Langkah ini diambil menyusul proyeksi Badan Meteorologi, Klimatologi, dan Geofisika (BMKG) yang memprediksi musim kemarau tahun ini akan dimulai secara bertahap pada akhir April, dengan puncak risiko karhutla pada Juni hingga Agustus 2026.

Dalam apel yang berlangsung sejak pukul 08.00 Wita tersebut, AKBP Wahyu Ismoyo bersama jajaran Pejabat Utama (PJU) melakukan inspeksi mendalam terhadap kondisi fisik persenjataan dan peralatan teknis. Pemeriksaan ini bertujuan memastikan seluruh Alat Material Khusus (Almatsus) dalam kondisi siap pakai (ready to use) guna merespons potensi bencana maupun eskalasi massa.

“Karhutla bukan sekadar peristiwa alam, melainkan fenomena kompleks yang berdampak luas terhadap kehidupan sosial, stabilitas pemerintahan, serta sektor strategis lainnya,” ujar Kapolres Wahyu Ismoyo dalam amanatnya.

Selain isu lingkungan, penyiagaan personel Dalmas menjadi sorotan penting.

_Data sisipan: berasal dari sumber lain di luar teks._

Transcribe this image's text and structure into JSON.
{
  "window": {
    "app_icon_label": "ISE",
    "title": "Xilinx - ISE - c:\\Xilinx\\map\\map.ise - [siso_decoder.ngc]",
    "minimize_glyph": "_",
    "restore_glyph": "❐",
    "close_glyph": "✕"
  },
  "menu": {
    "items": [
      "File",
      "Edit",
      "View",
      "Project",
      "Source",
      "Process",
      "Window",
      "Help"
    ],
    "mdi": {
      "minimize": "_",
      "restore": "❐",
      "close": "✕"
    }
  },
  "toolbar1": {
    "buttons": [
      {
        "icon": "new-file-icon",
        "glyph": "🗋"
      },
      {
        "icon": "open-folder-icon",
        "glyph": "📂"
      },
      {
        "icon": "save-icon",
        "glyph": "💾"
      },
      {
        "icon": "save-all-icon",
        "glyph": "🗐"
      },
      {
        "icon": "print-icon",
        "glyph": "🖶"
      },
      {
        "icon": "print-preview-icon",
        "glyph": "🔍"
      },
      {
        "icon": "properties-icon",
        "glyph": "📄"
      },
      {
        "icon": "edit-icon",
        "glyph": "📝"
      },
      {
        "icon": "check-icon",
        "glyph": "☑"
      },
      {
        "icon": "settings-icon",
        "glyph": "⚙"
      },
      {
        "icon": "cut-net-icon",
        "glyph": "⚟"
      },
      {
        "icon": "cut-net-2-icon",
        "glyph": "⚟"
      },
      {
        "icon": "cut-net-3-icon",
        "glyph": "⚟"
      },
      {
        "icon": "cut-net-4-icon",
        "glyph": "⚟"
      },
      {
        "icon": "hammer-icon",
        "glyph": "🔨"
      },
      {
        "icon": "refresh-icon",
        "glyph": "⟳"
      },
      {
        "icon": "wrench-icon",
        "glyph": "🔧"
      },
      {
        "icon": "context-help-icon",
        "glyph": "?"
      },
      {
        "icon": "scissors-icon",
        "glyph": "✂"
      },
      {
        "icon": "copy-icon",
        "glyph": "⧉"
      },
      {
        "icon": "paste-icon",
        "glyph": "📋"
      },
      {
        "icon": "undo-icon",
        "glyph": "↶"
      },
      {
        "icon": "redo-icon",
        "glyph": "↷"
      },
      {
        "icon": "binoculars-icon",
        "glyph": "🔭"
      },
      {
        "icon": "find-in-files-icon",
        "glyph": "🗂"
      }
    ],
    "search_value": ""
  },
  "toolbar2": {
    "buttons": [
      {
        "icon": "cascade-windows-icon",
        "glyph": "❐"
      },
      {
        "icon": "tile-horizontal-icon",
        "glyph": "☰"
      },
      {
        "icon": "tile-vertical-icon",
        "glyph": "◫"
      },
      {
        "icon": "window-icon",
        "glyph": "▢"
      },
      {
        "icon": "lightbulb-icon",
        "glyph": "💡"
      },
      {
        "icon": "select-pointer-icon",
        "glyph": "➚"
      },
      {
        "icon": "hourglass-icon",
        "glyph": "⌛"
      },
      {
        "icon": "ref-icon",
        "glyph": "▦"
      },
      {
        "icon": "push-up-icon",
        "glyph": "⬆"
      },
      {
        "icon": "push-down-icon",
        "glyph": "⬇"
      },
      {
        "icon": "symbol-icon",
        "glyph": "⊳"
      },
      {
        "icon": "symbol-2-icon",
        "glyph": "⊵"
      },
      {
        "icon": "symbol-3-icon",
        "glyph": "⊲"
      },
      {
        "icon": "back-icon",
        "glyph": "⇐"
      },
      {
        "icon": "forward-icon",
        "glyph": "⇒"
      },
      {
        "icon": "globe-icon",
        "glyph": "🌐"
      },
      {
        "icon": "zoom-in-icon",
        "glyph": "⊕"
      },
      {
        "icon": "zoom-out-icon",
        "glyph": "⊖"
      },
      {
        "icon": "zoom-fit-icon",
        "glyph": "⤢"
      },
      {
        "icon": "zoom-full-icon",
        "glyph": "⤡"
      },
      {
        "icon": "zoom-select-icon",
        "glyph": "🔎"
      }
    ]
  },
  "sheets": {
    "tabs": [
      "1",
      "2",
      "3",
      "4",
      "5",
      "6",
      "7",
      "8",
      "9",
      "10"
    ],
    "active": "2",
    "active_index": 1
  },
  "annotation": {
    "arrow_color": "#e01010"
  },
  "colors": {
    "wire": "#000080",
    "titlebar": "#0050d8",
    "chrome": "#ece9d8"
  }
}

Kapolres menekankan bahwa dinamika kebijakan pemerintah dan situasi ekonomi global berpotensi memicu reaksi publik yang dapat memengaruhi stabilitas Keamanan dan Ketertiban Masyarakat (Kamtibmas).

Kapolres menginstruksikan seluruh jajaran, termasuk para Kapolsek, untuk:
◾Memperkuat Sinergi: Kolaborasi lintas sektoral dalam memantau hotspot karhutla.
◾Respons Cepat: Penyampaian informasi yang akurat kepada masyarakat untuk menghindari disinformasi.
◾Edukasi Publik: Meningkatkan kesadaran warga agar tidak melakukan pembakaran lahan secara ilegal.

Pencegahan dini dinilai sebagai instrumen paling efektif untuk menekan kerugian ekonomi dan kerusakan ekosistem. Kapolres menegaskan bahwa kesiapan personel tidak boleh hanya di atas kertas, melainkan harus teruji secara riil di lapangan.

“Kami memastikan seluruh sarana dan prasarana dalam kondisi siap pakai, serta personel siap digerakkan kapan pun dibutuhkan,” tegas AKBP Wahyu Ismoyo secara terpisah usai apel yang berakhir tertib pada pukul 09.10 Wita tersebut.

Upaya mitigasi ini diharapkan mampu menjaga wilayah hukum Tabalong tetap kondusif, baik dari ancaman kabut asap maupun gangguan keamanan lainnya di tengah periode kemarau yang panjang.